Colloques & Conferences de l'Universite Lyon 2, Modernism and Unreadability / Modernisme et Illisibilite

Practicing Reading: The Aesthetic Monument, Readability, Experience

Anthony Larson

Temps: 2008-10-24  05:10  – 06:45
Dernière modification: 2008-07-07


One of the assumptions underlying so-called "un-readable" texts is that one cannot do anything with them. That is, one is frustrated by such texts because one feels powerless or helpless before them. But just what is being rendered "helpless" or "powerless" in such readings? Is there not a further underlying assumption - indeed a whole underlying framework - that is present with the term "un-readable?" That is, a text is "un-readable" to the structure of the reading and philosophical subject and what one is really decrying when feeling "helpless" or "powerless" before such texts is the limits that one's subjectivity suddenly comes up against with such texts. Perhaps this is not a problem at all, or, more importantly, the problem of un-readability is poorly posed when framed in terms of loss of power or negativity (un-readable).
In What is Philosophy? Gilles Deleuze and Felix Guattari famously declare the work of art to "stand alone" as a "monument." After forty years of literary theory where the imbrication of reader, text(s), and context(s) has been intensely analyzed, this still comes as a surprise. How can a work of art such as a literary text "stand alone?" The answer for Deleuze and Guattari is that the work of art has a special function which is to transmit a glimpse of the pre-personal, pre-subjective/objective field of Life itself. "Life" in this sense is not simply a variant of Aristotelian vitalism, reduced to a biological bare vitality of life but what Deleuze later called a "transcendental field" in which agent and patient are indistinguishable.
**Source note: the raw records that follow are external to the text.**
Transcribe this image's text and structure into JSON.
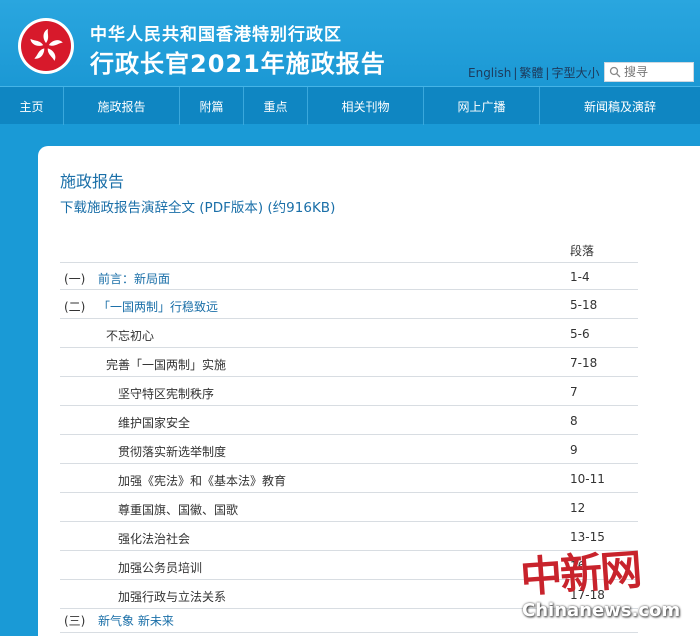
{
  "header": {
    "subtitle": "中华人民共和国香港特别行政区",
    "title": "行政长官2021年施政报告",
    "links": [
      "English",
      "繁體",
      "字型大小"
    ],
    "search_placeholder": "搜寻"
  },
  "nav": {
    "items": [
      "主页",
      "施政报告",
      "附篇",
      "重点",
      "相关刊物",
      "网上广播",
      "新闻稿及演辞"
    ]
  },
  "content": {
    "heading": "施政报告",
    "download": "下载施政报告演辞全文 (PDF版本) (约916KB)",
    "column_header": "段落",
    "toc": [
      {
        "num": "(一)",
        "label": "前言：新局面",
        "para": "1-4",
        "level": 1
      },
      {
        "num": "(二)",
        "label": "「一国两制」行稳致远",
        "para": "5-18",
        "level": 1
      },
      {
        "num": "",
        "label": "不忘初心",
        "para": "5-6",
        "level": 2
      },
      {
        "num": "",
        "label": "完善「一国两制」实施",
        "para": "7-18",
        "level": 2
      },
      {
        "num": "",
        "label": "坚守特区宪制秩序",
        "para": "7",
        "level": 3
      },
      {
        "num": "",
        "label": "维护国家安全",
        "para": "8",
        "level": 3
      },
      {
        "num": "",
        "label": "贯彻落实新选举制度",
        "para": "9",
        "level": 3
      },
      {
        "num": "",
        "label": "加强《宪法》和《基本法》教育",
        "para": "10-11",
        "level": 3
      },
      {
        "num": "",
        "label": "尊重国旗、国徽、国歌",
        "para": "12",
        "level": 3
      },
      {
        "num": "",
        "label": "强化法治社会",
        "para": "13-15",
        "level": 3
      },
      {
        "num": "",
        "label": "加强公务员培训",
        "para": "16",
        "level": 3
      },
      {
        "num": "",
        "label": "加强行政与立法关系",
        "para": "17-18",
        "level": 3
      },
      {
        "num": "(三)",
        "label": "新气象  新未来",
        "para": "",
        "level": 1
      }
    ]
  },
  "watermark": {
    "cn": "中新网",
    "en": "Chinanews.com"
  },
  "colors": {
    "header_bg": "#1b98d4",
    "nav_bg": "#0f86c2",
    "link_blue": "#1a6fa8",
    "emblem_red": "#d7192b"
  }
}
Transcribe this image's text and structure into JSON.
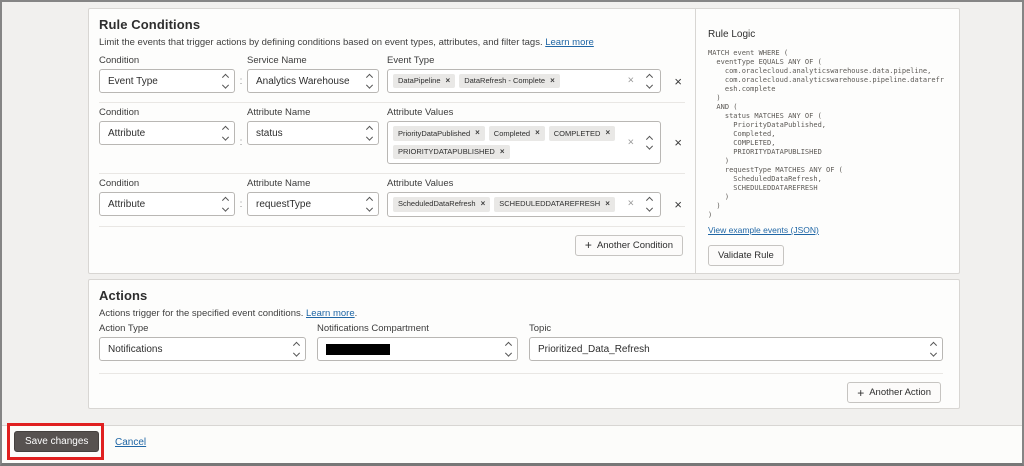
{
  "icons": {
    "plus": "+",
    "chip_close": "×",
    "clear": "×",
    "remove_row": "×",
    "colon": ":"
  },
  "colors": {
    "link_blue": "#1f66a5",
    "save_button_bg": "#575250",
    "annotation_red": "#e02020",
    "chip_bg": "#e9e8e6"
  },
  "rule_conditions": {
    "title": "Rule Conditions",
    "description": "Limit the events that trigger actions by defining conditions based on event types, attributes, and filter tags.",
    "learn_more": "Learn more",
    "another_condition_label": "Another Condition",
    "rows": [
      {
        "condition_label": "Condition",
        "condition_value": "Event Type",
        "name_label": "Service Name",
        "name_value": "Analytics Warehouse",
        "values_label": "Event Type",
        "tags": [
          "DataPipeline",
          "DataRefresh - Complete"
        ]
      },
      {
        "condition_label": "Condition",
        "condition_value": "Attribute",
        "name_label": "Attribute Name",
        "name_value": "status",
        "values_label": "Attribute Values",
        "tags": [
          "PriorityDataPublished",
          "Completed",
          "COMPLETED",
          "PRIORITYDATAPUBLISHED"
        ]
      },
      {
        "condition_label": "Condition",
        "condition_value": "Attribute",
        "name_label": "Attribute Name",
        "name_value": "requestType",
        "values_label": "Attribute Values",
        "tags": [
          "ScheduledDataRefresh",
          "SCHEDULEDDATAREFRESH"
        ]
      }
    ]
  },
  "rule_logic": {
    "title": "Rule Logic",
    "code": "MATCH event WHERE (\n  eventType EQUALS ANY OF (\n    com.oraclecloud.analyticswarehouse.data.pipeline,\n    com.oraclecloud.analyticswarehouse.pipeline.datarefr\n    esh.complete\n  )\n  AND (\n    status MATCHES ANY OF (\n      PriorityDataPublished,\n      Completed,\n      COMPLETED,\n      PRIORITYDATAPUBLISHED\n    )\n    requestType MATCHES ANY OF (\n      ScheduledDataRefresh,\n      SCHEDULEDDATAREFRESH\n    )\n  )\n)",
    "example_link": "View example events (JSON)",
    "validate_button": "Validate Rule"
  },
  "actions": {
    "title": "Actions",
    "description": "Actions trigger for the specified event conditions.",
    "learn_more": "Learn more",
    "learn_more_suffix": ".",
    "action_type_label": "Action Type",
    "action_type_value": "Notifications",
    "compartment_label": "Notifications Compartment",
    "topic_label": "Topic",
    "topic_value": "Prioritized_Data_Refresh",
    "another_action_label": "Another Action"
  },
  "footer": {
    "save_label": "Save changes",
    "cancel_label": "Cancel"
  }
}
By "standing alone" Deleuze and Guattari go against art as a transcendent experience where the work of art yields to critical and judgmental faculties. This "yielding to" is important because it is marked by a threshold or experience of the subject subsuming the artwork to itself. Instead of "standing alone," a relation of domination is installed, which is the sensation of power that comes in one's everyday relation to "readable" texts. A work of art that stands alone, on the other hand, undoes this relation since what is transmitted by the work of art is a sensation that goes beyond the faculties, loosening their critical and judgmental relation. What is "experienced" (and one hesitates to use such a term, given the Kantian overtones it mobilizes) is a vertiginous movement of a-subjectivity in which the aesthetic sensation is simultaneous with and from an a-subjective field. The work of art "stands alone" because the sensation of this a-subjective field is the work of art and nothing else. Perhaps, then, the un-readable text is not so frustrating after all. What is un-readable to a critical and judging subject is the sensation or affect of the work of art as monument. For Deleuze, instead of rendering the subject helpless, such a sensation has the power to raise one to a higher level, to Life itself.
In a late interview, Michel Foucault characterized his later works to be "fictions" and tied this notion to what he called "the experience book," a project in which he inscribed himself and the aim of which was to transform the reader, pushing one to what he called "de-subjectivication." Might it not be profitable to take this page from Foucault and re-read Modernism's "un-readable" texts as a modern "practice of the self?" Like a contemplative practice, un-readable texts allow one to excavate the illusions of the subject and of thought and to access what Deleuze and Guattari term "pure contemplation without knowledge." In this light and contrary to received opinion, un-readable texts are far from debilitating or limiting, but, rather empowering and highly active.
In order to put such a highly ambitious project to the test of the text, I wish to examine how, in textual terms, so-called un-readable texts from Gertrude Stein's Tender Buttons transmit this head-turning sensation. In terms of the text, how does such an "experience" take place? What is its effect on the reader? What kind of thought occurs when experiencing some of the more notorious poems from this collection? And, more importantly, what kind of "self" emerges after practicing such a reading? These are the questions my proposal will seek to address and if not answer, at least provide strategies towards answers.